A frequently overlooked area where people can greatly enhance the effectiveness
of models is in the creation of derived variables. Derived variables are built
from a company's existing data. They are typically time-ranged variables,
ratios, deltas and other combinations and divisions of data elements. One of
the greatest mistakes modelers can make is to fail to create and examine such
variables for their utility.
Customer data presents almost endless opportunities to create variables, but
domain and marketing experts will be able to identify those variables that have
the most potential to improve the model. While the software is indispensable
for creating these variables, people identify which ones to use.
People also play a critical role in the evaluation process. In this process,
humans interact most closely and critically with the modeling software. Good
software tools provide automated procedures for conducting a number of
well-defined, repetitive tasks. For example, it will provide meaningful
descriptive statistics on each variable that may potentially be used for
prediction. It should provide this in easily-readable tabular form.

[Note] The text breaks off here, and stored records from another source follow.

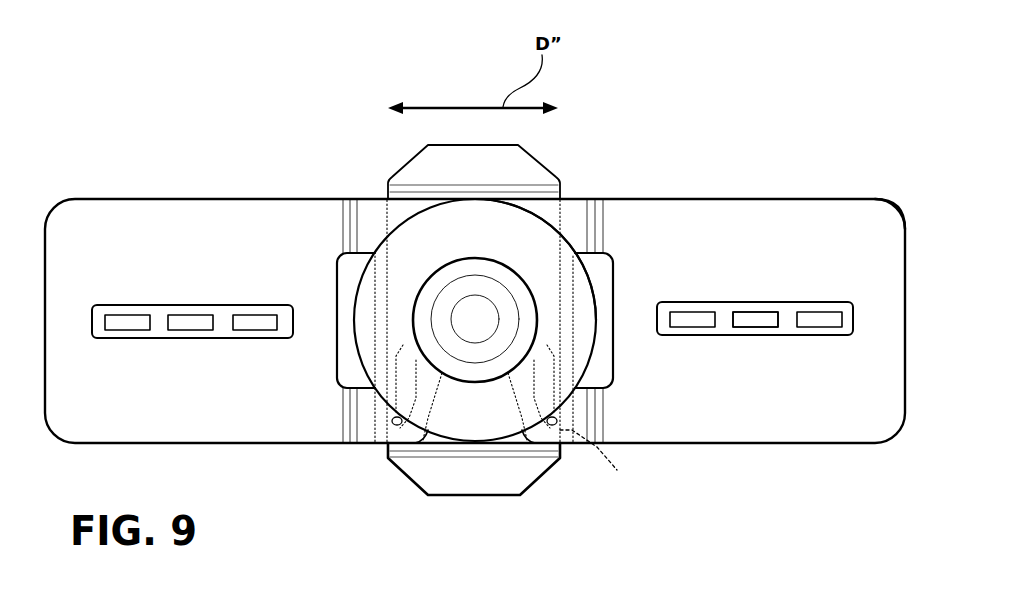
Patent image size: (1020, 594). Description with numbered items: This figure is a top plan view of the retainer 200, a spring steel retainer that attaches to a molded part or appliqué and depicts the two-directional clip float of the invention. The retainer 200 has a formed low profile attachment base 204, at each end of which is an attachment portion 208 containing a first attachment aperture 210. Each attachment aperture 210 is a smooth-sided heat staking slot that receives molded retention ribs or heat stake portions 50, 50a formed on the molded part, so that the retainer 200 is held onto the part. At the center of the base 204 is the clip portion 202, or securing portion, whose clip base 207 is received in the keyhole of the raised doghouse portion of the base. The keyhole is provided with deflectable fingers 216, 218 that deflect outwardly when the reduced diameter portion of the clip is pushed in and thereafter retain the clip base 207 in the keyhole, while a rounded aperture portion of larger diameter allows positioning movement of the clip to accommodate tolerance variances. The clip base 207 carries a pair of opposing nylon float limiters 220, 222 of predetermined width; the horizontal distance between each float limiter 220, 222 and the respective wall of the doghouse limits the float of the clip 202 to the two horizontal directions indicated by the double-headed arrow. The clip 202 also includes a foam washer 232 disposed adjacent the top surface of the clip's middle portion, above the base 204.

The molded retention rib 50 is at (690, 313).
The heat stake portion 50a is at (132, 313).
The retainer 200 is at (596, 474).
The clip portion 202 is at (458, 288).
The attachment base 204 is at (820, 426).
The clip base 207 is at (617, 470).
The attachment portion 208 is at (847, 208).
The first attachment aperture 210 is at (753, 302).
The deflectable finger 216 is at (438, 418).
The deflectable finger 218 is at (512, 418).
The float limiter 220 is at (532, 173).
The float limiter 222 is at (410, 468).
The washer 232 is at (540, 240).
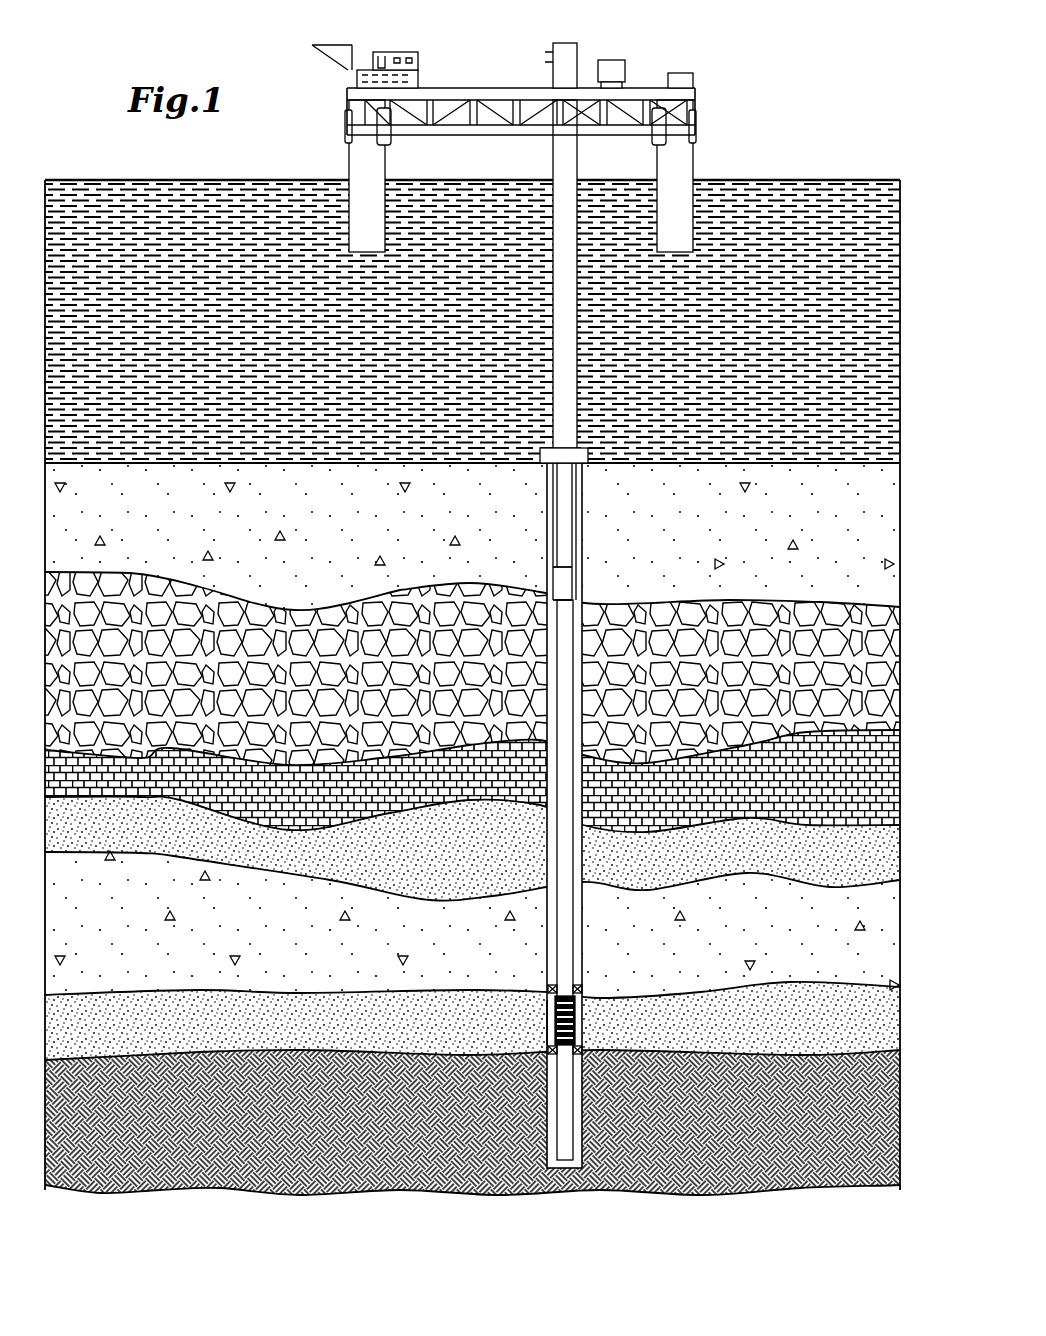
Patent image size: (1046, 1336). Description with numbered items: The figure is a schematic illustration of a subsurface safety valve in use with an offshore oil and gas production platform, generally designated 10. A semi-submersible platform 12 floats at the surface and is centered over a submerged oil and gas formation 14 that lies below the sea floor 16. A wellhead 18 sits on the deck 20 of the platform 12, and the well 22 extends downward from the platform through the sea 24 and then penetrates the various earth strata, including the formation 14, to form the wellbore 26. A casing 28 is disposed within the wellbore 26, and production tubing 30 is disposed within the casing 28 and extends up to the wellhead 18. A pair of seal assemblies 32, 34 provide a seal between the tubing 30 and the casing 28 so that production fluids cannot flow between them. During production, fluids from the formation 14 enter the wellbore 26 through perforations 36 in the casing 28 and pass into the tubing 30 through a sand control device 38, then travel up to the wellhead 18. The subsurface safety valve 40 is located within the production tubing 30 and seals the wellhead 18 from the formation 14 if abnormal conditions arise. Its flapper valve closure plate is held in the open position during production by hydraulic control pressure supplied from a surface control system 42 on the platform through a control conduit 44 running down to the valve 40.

Some software tools also have good visualization capabilities. It is up to
people, however, to evaluate this output, determine which variables have
unreasonable or suspect distributions and assess the severity of missing data
on a variable by variable basis. It is also up to people to determine how to
repair data, when possible, and how to deal effectively with missing data. The
software can provide the information, but people must make the assessments and
Good software will also automate the exploratory data analysis process. This
process looks at the relationship of every potential predictor variable to the
target variable. Tabular and graphical output as well as statistical measures
aid the analyst in assessing the strength and form of these relationships.
Evaluation is critical. For example, the data analysis may reveal some
counter-intuitive relationships. Marketing, statistical, and domain experts
must determine whether the revealed relationship is correct or an artifact of a
coding error. Other, more subtle cases require determining whether a variable,
although potentially a useful predictor, is unsuitable for use because of
operational issues surrounding its capture and storage.
Finally, we come to what much of the software on today's market does best -
discovering the algorithm. Numerous software developers have produced elegant
packages that completely automate this process.
Depending on one's philosophy about predictive models, evaluation will play a
greater or lesser role. At a minimum, however, evaluation is required to
estimate the effectiveness of the model. This is done most typically through
the joining of the gains chart with financial measures and marketing goals in
order to estimate the economic "lift" provided by the model.
So, take advantage of the numerous packages that automate building predictive
models. Many have delivered on their promise of taking technical experts out of
this process. Remember, however, that they've done this for only one part of a
complex process. The most effective predictive models will continue to be those
built from the synergy of people and software.